If Larocque pulls off this dream, he will restore a one-stop slaughtering/butchering service that has been missing from the neighborhood since Fred Budzyn left the trade.

Without a full-service slaughterhouse, folks who raise beef, or who buy an animal from a local producer, must slaughter the animal on the farm or elsewhere, and then transport the carcass to a butcher for hanging, cooling, cutting and processing.

Larocque plans to do the entire process—from live animal to ready-for-the-freezer packages— as Fred Budzyn did for about 20 of the 29 years he and his wife Beth have owned the store.

"I can’t stress enough how much that service is needed," Budzyn said this week. "We still get so many phone calls for this type of work."

When his meat processing business was at a peak, Budzyn was slaughtering about 25 animals —beef, lamb, and pigs—a week.

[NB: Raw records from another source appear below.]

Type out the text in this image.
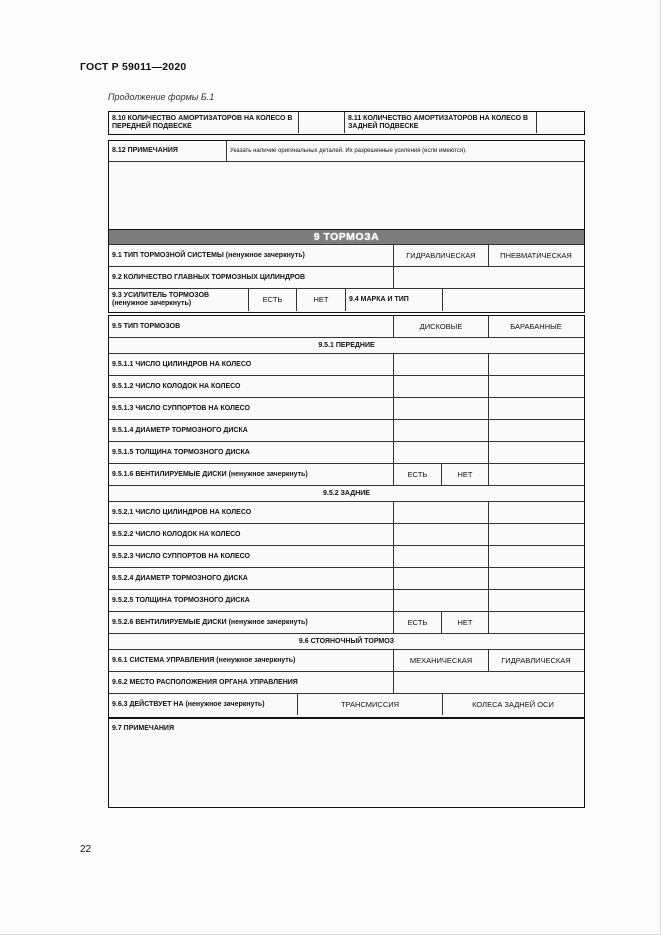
ГОСТ Р 59011—2020
Продолжение формы Б.1
8.10 КОЛИЧЕСТВО АМОРТИЗАТОРОВ НА КОЛЕСО В ПЕРЕДНЕЙ ПОДВЕСКЕ
8.11 КОЛИЧЕСТВО АМОРТИЗАТОРОВ НА КОЛЕСО В ЗАДНЕЙ ПОДВЕСКЕ
8.12 ПРИМЕЧАНИЯ	Указать наличие оригинальных деталей. Их разрешенные усиления (если имеются).
9 ТОРМОЗА
9.1 ТИП ТОРМОЗНОЙ СИСТЕМЫ (ненужное зачеркнуть)	ГИДРАВЛИЧЕСКАЯ	ПНЕВМАТИЧЕСКАЯ
9.2 КОЛИЧЕСТВО ГЛАВНЫХ ТОРМОЗНЫХ ЦИЛИНДРОВ
9.3 УСИЛИТЕЛЬ ТОРМОЗОВ (ненужное зачеркнуть)	ЕСТЬ	НЕТ	9.4 МАРКА И ТИП
9.5 ТИП ТОРМОЗОВ	ДИСКОВЫЕ	БАРАБАННЫЕ
9.5.1 ПЕРЕДНИЕ
9.5.1.1 ЧИСЛО ЦИЛИНДРОВ НА КОЛЕСО
9.5.1.2 ЧИСЛО КОЛОДОК НА КОЛЕСО
9.5.1.3 ЧИСЛО СУППОРТОВ НА КОЛЕСО
9.5.1.4 ДИАМЕТР ТОРМОЗНОГО ДИСКА
9.5.1.5 ТОЛЩИНА ТОРМОЗНОГО ДИСКА
9.5.1.6 ВЕНТИЛИРУЕМЫЕ ДИСКИ (ненужное зачеркнуть)	ЕСТЬ	НЕТ
9.5.2 ЗАДНИЕ
9.5.2.1 ЧИСЛО ЦИЛИНДРОВ НА КОЛЕСО
9.5.2.2 ЧИСЛО КОЛОДОК НА КОЛЕСО
9.5.2.3 ЧИСЛО СУППОРТОВ НА КОЛЕСО
9.5.2.4 ДИАМЕТР ТОРМОЗНОГО ДИСКА
9.5.2.5 ТОЛЩИНА ТОРМОЗНОГО ДИСКА
9.5.2.6 ВЕНТИЛИРУЕМЫЕ ДИСКИ (ненужное зачеркнуть)	ЕСТЬ	НЕТ
9.6 СТОЯНОЧНЫЙ ТОРМОЗ
9.6.1 СИСТЕМА УПРАВЛЕНИЯ (ненужное зачеркнуть)	МЕХАНИЧЕСКАЯ	ГИДРАВЛИЧЕСКАЯ
9.6.2 МЕСТО РАСПОЛОЖЕНИЯ ОРГАНА УПРАВЛЕНИЯ
9.6.3 ДЕЙСТВУЕТ НА (ненужное зачеркнуть)	ТРАНСМИССИЯ	КОЛЕСА ЗАДНЕЙ ОСИ
9.7 ПРИМЕЧАНИЯ
22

He still believes that a good local butcher can enjoy a good and profitable trade—especially now when so many buyers, including restaurants, are searching for locally-produced food.

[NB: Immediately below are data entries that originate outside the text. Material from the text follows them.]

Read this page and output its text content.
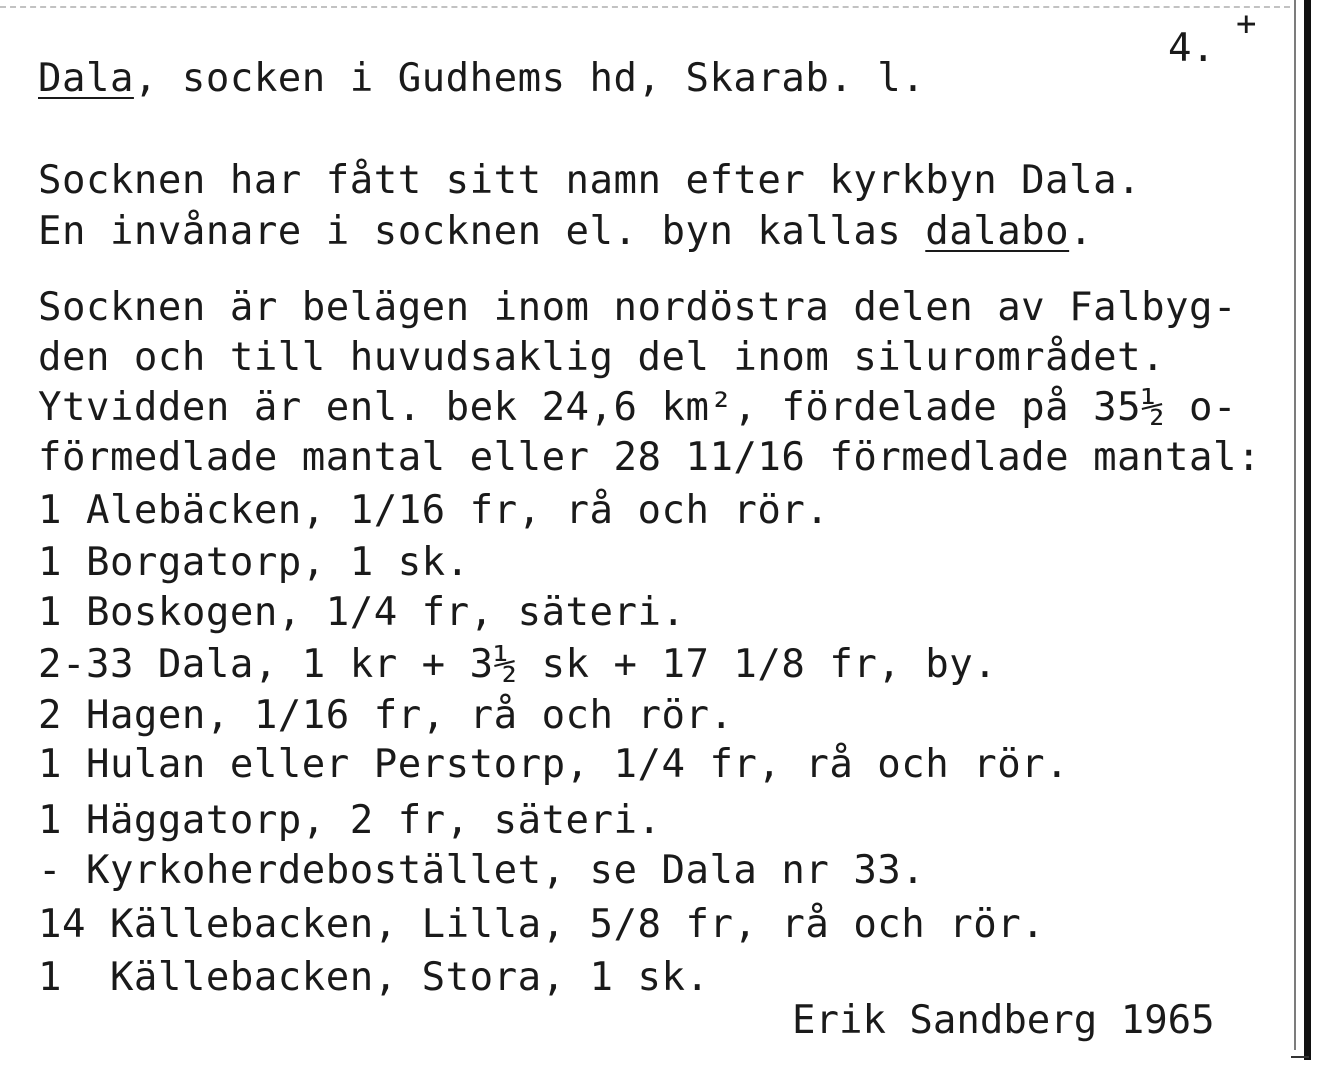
+
4.
Dala, socken i Gudhems hd, Skarab. l.
Socknen har fått sitt namn efter kyrkbyn Dala.
En invånare i socknen el. byn kallas dalabo.
Socknen är belägen inom nordöstra delen av Falbyg-
den och till huvudsaklig del inom silurområdet.
Ytvidden är enl. bek 24,6 km², fördelade på 35½ o-
förmedlade mantal eller 28 11/16 förmedlade mantal:
1 Alebäcken, 1/16 fr, rå och rör.
1 Borgatorp, 1 sk.
1 Boskogen, 1/4 fr, säteri.
2-33 Dala, 1 kr + 3½ sk + 17 1/8 fr, by.
2 Hagen, 1/16 fr, rå och rör.
1 Hulan eller Perstorp, 1/4 fr, rå och rör.
1 Häggatorp, 2 fr, säteri.
- Kyrkoherdebostället, se Dala nr 33.
14 Källebacken, Lilla, 5/8 fr, rå och rör.
1  Källebacken, Stora, 1 sk.
Erik Sandberg 1965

A shortage of meat processors in state is sending a lot of locally raised livestock out-of-state for processing: "It’s expensive to move everything around," Budzyn added.

"When Budzyn’s went out, that was a big deal for me," acknowledged Orange County Sen. Mark MacDonald, who raises black Angus cattle on his Williamstown farm.

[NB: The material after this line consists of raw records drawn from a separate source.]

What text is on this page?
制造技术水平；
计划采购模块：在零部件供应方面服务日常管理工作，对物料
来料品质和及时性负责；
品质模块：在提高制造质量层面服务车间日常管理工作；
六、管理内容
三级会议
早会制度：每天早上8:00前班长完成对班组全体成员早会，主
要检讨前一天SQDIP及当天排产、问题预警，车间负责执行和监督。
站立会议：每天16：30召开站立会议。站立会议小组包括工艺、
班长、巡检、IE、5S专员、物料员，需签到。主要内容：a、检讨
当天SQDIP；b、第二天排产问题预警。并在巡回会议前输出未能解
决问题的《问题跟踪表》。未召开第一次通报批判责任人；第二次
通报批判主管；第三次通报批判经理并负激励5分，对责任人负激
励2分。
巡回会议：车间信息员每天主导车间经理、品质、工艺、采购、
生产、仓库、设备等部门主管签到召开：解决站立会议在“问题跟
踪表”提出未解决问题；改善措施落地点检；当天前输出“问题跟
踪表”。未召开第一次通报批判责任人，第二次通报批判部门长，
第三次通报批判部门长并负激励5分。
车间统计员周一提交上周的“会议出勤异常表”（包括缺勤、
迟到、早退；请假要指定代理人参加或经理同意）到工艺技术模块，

Since then, he added, "More of my beef has gone out-of-state on a truck than I would like."

Fewer families are interested in buying one of his animals for their freezer, he noted, because of the difficulty in arranging the slaughtering and butchering.

MacDonald noted that the number of slaughterhouses in state has declined as federal regulation of them grew. Relatively small, family--run businesses are subject to the same rules that govern slaughterhouses that process thousands of animals a day, he said.

As a result, Vermont now has 28 slaughterhouses and meat producers, down from 44 just seven years ago.

Training Available

And, Vermont’s existing meat processors "overall, haven’t been receptive to new ideas," according to Steve Justis, the state’s agriculture marketing specialist. Sheep farmers, for example, have found it difficult to find butchers willing or able to make fancier cuts, such as a French-cut loin, that can double the value of their product.

To address these problems, Justis said, the state is using $170,000 in federal funds for workforce training, business planning, and plant modernization. An improved industry will help the state’s meat producers to market their products in-state, "instead of shipping the animals to Pennsylvania," he noted.

It was through this program that Royal Larocque got help developing his business plan.

Starting up any business is a challenge, and opening a slaughterhouse is a particularly complex affair. Larocque conceded this week that he still faces some hurdles, including learning the various regulatory requirements.

Turning one of life’s possibilities into reality requires old-fashioned hard work. Larocque, who has been putting in the work, is also benefiting from plenty of support and good wishes.

The state is behind him; Mark MacDonald is "personally tickled at the idea" of West Braintree’s slaughterhouse reopening; and Fred Budzyn is hearing from a whole cheering squad of local shoppers.

"What’s really nice," Budzyn said this week, "is that so many have come in the store and said (of Larocque), ‘You couldn’t get a better guy (to restart the business).’"

Composting Wasters

There is another reason that not too many people share Royal Larocque’s dream opening a slaughterhouse, according to Carl Cushing, director of food safety and consumer assurance at the state Dept. of Agriculture.

"It’s very hard work; it’s never glamorous, and you’re dealing with wastes that people don’t want anymore." Once there was a market for "guts, and bones, and stuff," but, nowadays, meat processors more likely have to pay someone to cart the wastes away, he added.

Cushing, who has no prescription for making butchering "glamorous," noted there is a promising development afoot in terms of waste products. Animal wastes, high in nitrogen, readily decompose, if they are covered with carbon-based materials, such as wood chips or hay, Cushing noted.

"Within three months, most of the product is completely deteriorated, with the exception of some hard bones, and can be utilized as compost."